# Journey from Expecting Direct Grant to Receiving PIC 4020 to getting Finally Granted



## gaudit24 (Dec 8, 2015)

Dear All,

My journey towards getting 190 visa has been really long (718 day to be exact), I feel like writing my heart out as I believe it can be useful to anyone during this journey and can take some positive clues.

I started my journey by expecting a direct grant as I had uploaded / front loaded all the documents including medicals and PCC (*as per advice from senior members of the forum). 

Then started the journey of waiting, waiting & waiting for that Golden e-mail. Many questions came such as
- No assessment commencement e-mail
- NO CO allocated
- No Additional requirement raised
When I did many calls and follow-ups through e-mail, all I got was a standard reply that it is in assessment, please wait for the finalization e-mail. Doing this almost 1.5 years passed by and my status always remained as "Received" and nothing had changed.

Questioning many seniors on this forum, somewhere I read write an online feedback using web form on the website (which unfortunately has been removed now), used IGIS & Ombudsmen. They replied, they will follow up on the case and refer. Again, nothing changed. 

Then finally one day, my colleague informed me they had visited my office for employment checks ( in June 2017) & again all things went silent after that with no response from CO. I again e-mailed them but got a standard response.

In September 2017, a bomb blasted in my mailbox by getting PIC 4020 and I went totally blank, dull, upset and dumb as I had to justify within 28 days. I had to do something, I recovered from this shock in 2-3 days. I knew internally that I was right, I have been honest whole of my life, reading the letter for about 50-60 times I realized it is clear case of misunderstandings and I being an auditor could easily relate.

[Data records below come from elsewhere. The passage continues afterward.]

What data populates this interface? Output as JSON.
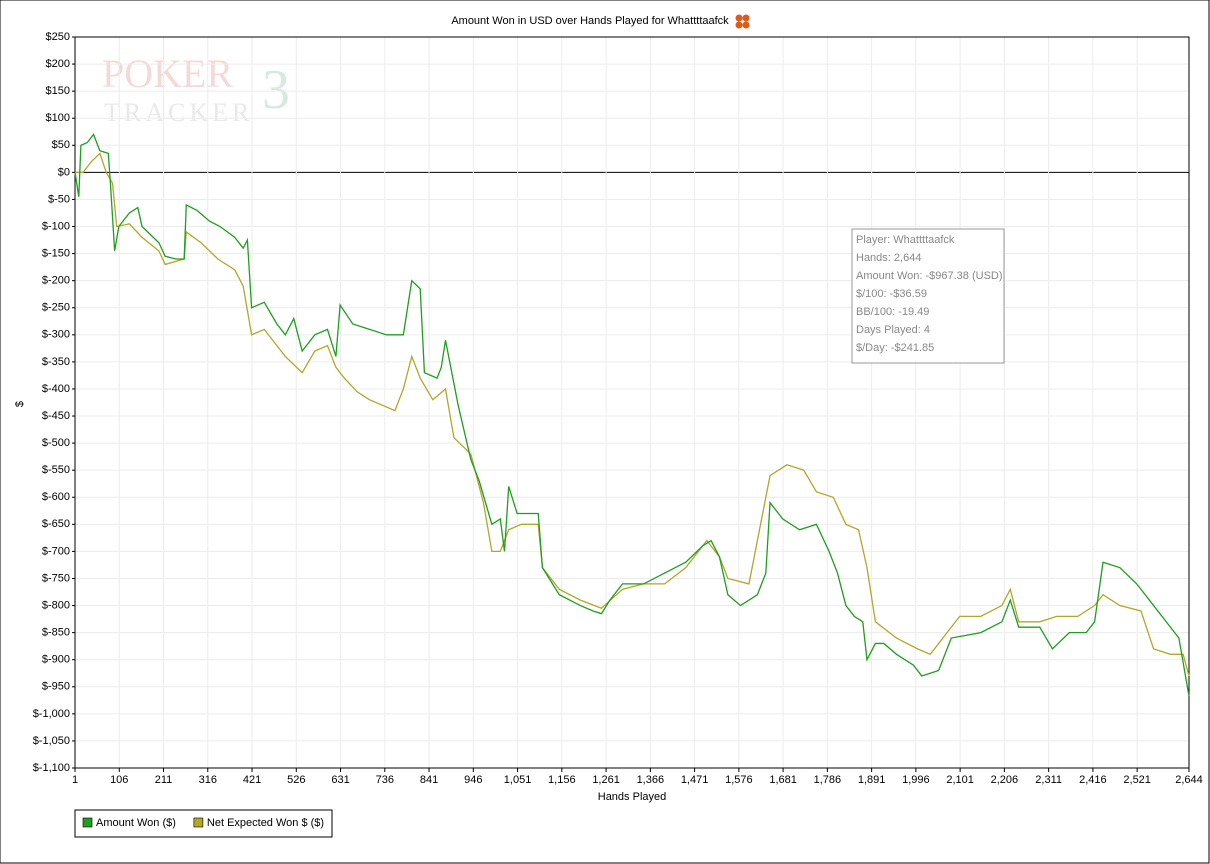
{
  "chart_data": {
    "type": "line",
    "title": "Amount Won in USD over Hands Played for Whattttaafck",
    "xlabel": "Hands Played",
    "ylabel": "$",
    "xlim": [
      1,
      2644
    ],
    "ylim": [
      -1100,
      250
    ],
    "xticks": [
      1,
      106,
      211,
      316,
      421,
      526,
      631,
      736,
      841,
      946,
      {
        "value": 1051,
        "label": "1,051"
      },
      {
        "value": 1156,
        "label": "1,156"
      },
      {
        "value": 1261,
        "label": "1,261"
      },
      {
        "value": 1366,
        "label": "1,366"
      },
      {
        "value": 1471,
        "label": "1,471"
      },
      {
        "value": 1576,
        "label": "1,576"
      },
      {
        "value": 1681,
        "label": "1,681"
      },
      {
        "value": 1786,
        "label": "1,786"
      },
      {
        "value": 1891,
        "label": "1,891"
      },
      {
        "value": 1996,
        "label": "1,996"
      },
      {
        "value": 2101,
        "label": "2,101"
      },
      {
        "value": 2206,
        "label": "2,206"
      },
      {
        "value": 2311,
        "label": "2,311"
      },
      {
        "value": 2416,
        "label": "2,416"
      },
      {
        "value": 2521,
        "label": "2,521"
      },
      {
        "value": 2644,
        "label": "2,644"
      }
    ],
    "yticks": [
      {
        "value": 250,
        "label": "$250"
      },
      {
        "value": 200,
        "label": "$200"
      },
      {
        "value": 150,
        "label": "$150"
      },
      {
        "value": 100,
        "label": "$100"
      },
      {
        "value": 50,
        "label": "$50"
      },
      {
        "value": 0,
        "label": "$0"
      },
      {
        "value": -50,
        "label": "$-50"
      },
      {
        "value": -100,
        "label": "$-100"
      },
      {
        "value": -150,
        "label": "$-150"
      },
      {
        "value": -200,
        "label": "$-200"
      },
      {
        "value": -250,
        "label": "$-250"
      },
      {
        "value": -300,
        "label": "$-300"
      },
      {
        "value": -350,
        "label": "$-350"
      },
      {
        "value": -400,
        "label": "$-400"
      },
      {
        "value": -450,
        "label": "$-450"
      },
      {
        "value": -500,
        "label": "$-500"
      },
      {
        "value": -550,
        "label": "$-550"
      },
      {
        "value": -600,
        "label": "$-600"
      },
      {
        "value": -650,
        "label": "$-650"
      },
      {
        "value": -700,
        "label": "$-700"
      },
      {
        "value": -750,
        "label": "$-750"
      },
      {
        "value": -800,
        "label": "$-800"
      },
      {
        "value": -850,
        "label": "$-850"
      },
      {
        "value": -900,
        "label": "$-900"
      },
      {
        "value": -950,
        "label": "$-950"
      },
      {
        "value": -1000,
        "label": "$-1,000"
      },
      {
        "value": -1050,
        "label": "$-1,050"
      },
      {
        "value": -1100,
        "label": "$-1,100"
      }
    ],
    "grid": true,
    "zero_line": true,
    "series": [
      {
        "name": "Amount Won ($)",
        "color": "#1f9e1f",
        "x": [
          1,
          10,
          15,
          30,
          45,
          60,
          80,
          85,
          95,
          105,
          130,
          150,
          160,
          180,
          200,
          215,
          240,
          260,
          265,
          290,
          320,
          345,
          380,
          400,
          410,
          420,
          450,
          480,
          500,
          520,
          540,
          570,
          600,
          620,
          630,
          660,
          700,
          740,
          780,
          790,
          800,
          820,
          830,
          860,
          870,
          880,
          900,
          910,
          940,
          960,
          990,
          1010,
          1020,
          1030,
          1050,
          1100,
          1110,
          1150,
          1200,
          1230,
          1250,
          1270,
          1300,
          1350,
          1400,
          1450,
          1490,
          1510,
          1530,
          1550,
          1580,
          1620,
          1640,
          1650,
          1680,
          1720,
          1760,
          1790,
          1810,
          1830,
          1850,
          1870,
          1880,
          1900,
          1920,
          1950,
          1990,
          2010,
          2050,
          2080,
          2150,
          2200,
          2220,
          2240,
          2290,
          2320,
          2360,
          2400,
          2420,
          2440,
          2480,
          2520,
          2560,
          2580,
          2620,
          2644
        ],
        "values": [
          0,
          -45,
          50,
          55,
          70,
          40,
          35,
          -20,
          -145,
          -100,
          -75,
          -65,
          -100,
          -115,
          -130,
          -155,
          -160,
          -160,
          -60,
          -70,
          -90,
          -100,
          -120,
          -140,
          -125,
          -250,
          -240,
          -280,
          -300,
          -270,
          -330,
          -300,
          -290,
          -340,
          -245,
          -280,
          -290,
          -300,
          -300,
          -250,
          -200,
          -215,
          -370,
          -380,
          -360,
          -310,
          -390,
          -430,
          -530,
          -570,
          -650,
          -640,
          -700,
          -580,
          -630,
          -630,
          -730,
          -780,
          -800,
          -810,
          -815,
          -790,
          -760,
          -760,
          -740,
          -720,
          -690,
          -680,
          -710,
          -780,
          -800,
          -780,
          -740,
          -610,
          -640,
          -660,
          -650,
          -700,
          -740,
          -800,
          -820,
          -830,
          -900,
          -870,
          -870,
          -890,
          -910,
          -930,
          -920,
          -860,
          -850,
          -830,
          -790,
          -840,
          -840,
          -880,
          -850,
          -850,
          -830,
          -720,
          -730,
          -760,
          -800,
          -820,
          -860,
          -967.38
        ]
      },
      {
        "name": "Net Expected Won $ ($)",
        "color": "#b3a62a",
        "x": [
          1,
          20,
          40,
          60,
          75,
          90,
          100,
          130,
          160,
          200,
          215,
          260,
          265,
          300,
          340,
          380,
          400,
          420,
          450,
          480,
          500,
          540,
          570,
          600,
          620,
          640,
          670,
          700,
          730,
          760,
          780,
          800,
          820,
          850,
          880,
          900,
          940,
          970,
          990,
          1010,
          1030,
          1060,
          1100,
          1110,
          1150,
          1200,
          1250,
          1300,
          1350,
          1400,
          1450,
          1500,
          1530,
          1550,
          1600,
          1650,
          1690,
          1730,
          1760,
          1800,
          1830,
          1860,
          1880,
          1900,
          1950,
          2000,
          2030,
          2070,
          2100,
          2150,
          2200,
          2220,
          2240,
          2290,
          2330,
          2380,
          2420,
          2440,
          2480,
          2530,
          2560,
          2600,
          2630,
          2644
        ],
        "values": [
          0,
          0,
          20,
          35,
          0,
          -20,
          -100,
          -95,
          -120,
          -145,
          -170,
          -160,
          -110,
          -130,
          -160,
          -180,
          -210,
          -300,
          -290,
          -320,
          -340,
          -370,
          -330,
          -320,
          -360,
          -380,
          -405,
          -420,
          -430,
          -440,
          -400,
          -340,
          -380,
          -420,
          -400,
          -490,
          -520,
          -610,
          -700,
          -700,
          -660,
          -650,
          -650,
          -730,
          -770,
          -790,
          -805,
          -770,
          -760,
          -760,
          -730,
          -680,
          -710,
          -750,
          -760,
          -560,
          -540,
          -550,
          -590,
          -600,
          -650,
          -660,
          -730,
          -830,
          -860,
          -880,
          -890,
          -850,
          -820,
          -820,
          -800,
          -770,
          -830,
          -830,
          -820,
          -820,
          -800,
          -780,
          -800,
          -810,
          -880,
          -890,
          -890,
          -930
        ]
      }
    ],
    "watermark": {
      "line1": "POKER",
      "line2": "TRACKER",
      "badge": "3"
    },
    "info_box": {
      "lines": [
        "Player: Whattttaafck",
        "Hands: 2,644",
        "Amount Won: -$967.38 (USD)",
        "$/100: -$36.59",
        "BB/100: -19.49",
        "Days Played: 4",
        "$/Day: -$241.85"
      ]
    }
  }
}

I decided that I will win this case and that I will give my reply again with full confidence and being genuine. I started loving the fact that I am going to present my case and god has given this opportunity for 1 final time to present my case. My case at least moved forward and reached this stage rather being waiting in dark.

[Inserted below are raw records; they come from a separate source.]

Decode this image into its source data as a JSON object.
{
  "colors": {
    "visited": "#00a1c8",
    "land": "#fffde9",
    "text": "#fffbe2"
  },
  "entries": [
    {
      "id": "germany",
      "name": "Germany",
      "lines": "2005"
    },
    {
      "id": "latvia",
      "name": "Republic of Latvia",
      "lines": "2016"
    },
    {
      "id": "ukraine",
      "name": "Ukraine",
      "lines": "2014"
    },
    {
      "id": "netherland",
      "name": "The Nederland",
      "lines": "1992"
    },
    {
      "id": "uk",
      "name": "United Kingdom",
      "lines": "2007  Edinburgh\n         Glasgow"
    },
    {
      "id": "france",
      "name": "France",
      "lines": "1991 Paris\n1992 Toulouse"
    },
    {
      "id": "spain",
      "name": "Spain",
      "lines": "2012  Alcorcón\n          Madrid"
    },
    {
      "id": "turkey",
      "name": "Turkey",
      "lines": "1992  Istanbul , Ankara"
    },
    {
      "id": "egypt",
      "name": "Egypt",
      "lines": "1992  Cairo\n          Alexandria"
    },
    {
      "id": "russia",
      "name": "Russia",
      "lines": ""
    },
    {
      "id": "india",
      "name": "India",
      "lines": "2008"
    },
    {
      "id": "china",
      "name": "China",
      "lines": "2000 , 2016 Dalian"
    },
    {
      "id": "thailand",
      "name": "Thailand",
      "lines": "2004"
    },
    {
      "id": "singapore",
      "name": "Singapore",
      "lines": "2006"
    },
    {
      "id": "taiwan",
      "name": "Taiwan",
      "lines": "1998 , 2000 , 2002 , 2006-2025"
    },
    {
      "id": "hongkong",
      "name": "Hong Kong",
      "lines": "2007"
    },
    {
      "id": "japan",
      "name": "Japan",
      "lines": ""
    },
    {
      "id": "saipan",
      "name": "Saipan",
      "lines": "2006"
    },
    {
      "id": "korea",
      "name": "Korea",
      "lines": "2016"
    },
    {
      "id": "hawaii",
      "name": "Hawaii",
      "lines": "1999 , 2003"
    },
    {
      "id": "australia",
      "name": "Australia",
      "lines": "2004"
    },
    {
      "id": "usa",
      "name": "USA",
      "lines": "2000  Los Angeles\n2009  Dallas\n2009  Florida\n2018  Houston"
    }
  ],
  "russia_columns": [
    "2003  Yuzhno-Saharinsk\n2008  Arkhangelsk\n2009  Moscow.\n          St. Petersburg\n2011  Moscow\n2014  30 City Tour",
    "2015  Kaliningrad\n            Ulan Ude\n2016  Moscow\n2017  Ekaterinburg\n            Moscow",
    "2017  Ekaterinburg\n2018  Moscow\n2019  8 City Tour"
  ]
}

All 28 days, I had sleepless nights, to prepare a detailed draft, write explanations, gather evidences and make the most of this chance given. I wanted to make sure and to leave no stone unturned. Within 20 days of my reply, I got an e-mail to re-do my medicals and PCC as they had expired. That time, I knew I have won the case and my visa is on the final phase. 

I did all that was asked and finally on 9th January, I got that golden e-mail. I am really thankful to all the members on this forum who gave strength, guidance and lot of valuable inputs. The best part here is that if you see success stories, you too relate to it, dream about it and your aspirations go be there goes better and better.

Thanks for reading this long post. All those waiting for your grant, I wish you all a very best luck and may god fulfill your dream soon.

Warm regards,
gaudit24


----------



## tasi (Aug 27, 2017)

I imagine your grant being sweeter than most grants. Congratulations. Why did you get a PIC 4020 natural justice letter?


----------



## Gbatra (Feb 8, 2016)

gaudit24 said:


> Dear All,
> 
> My journey towards getting 190 visa has been really long (718 day to be exact), I feel like writing my heart out as I believe it can be useful to anyone during this journey and can take some positive clues.
> 
> ...


Many congratulations... I have a very very similar story....
When did u submit PCC and medical. (Second Time)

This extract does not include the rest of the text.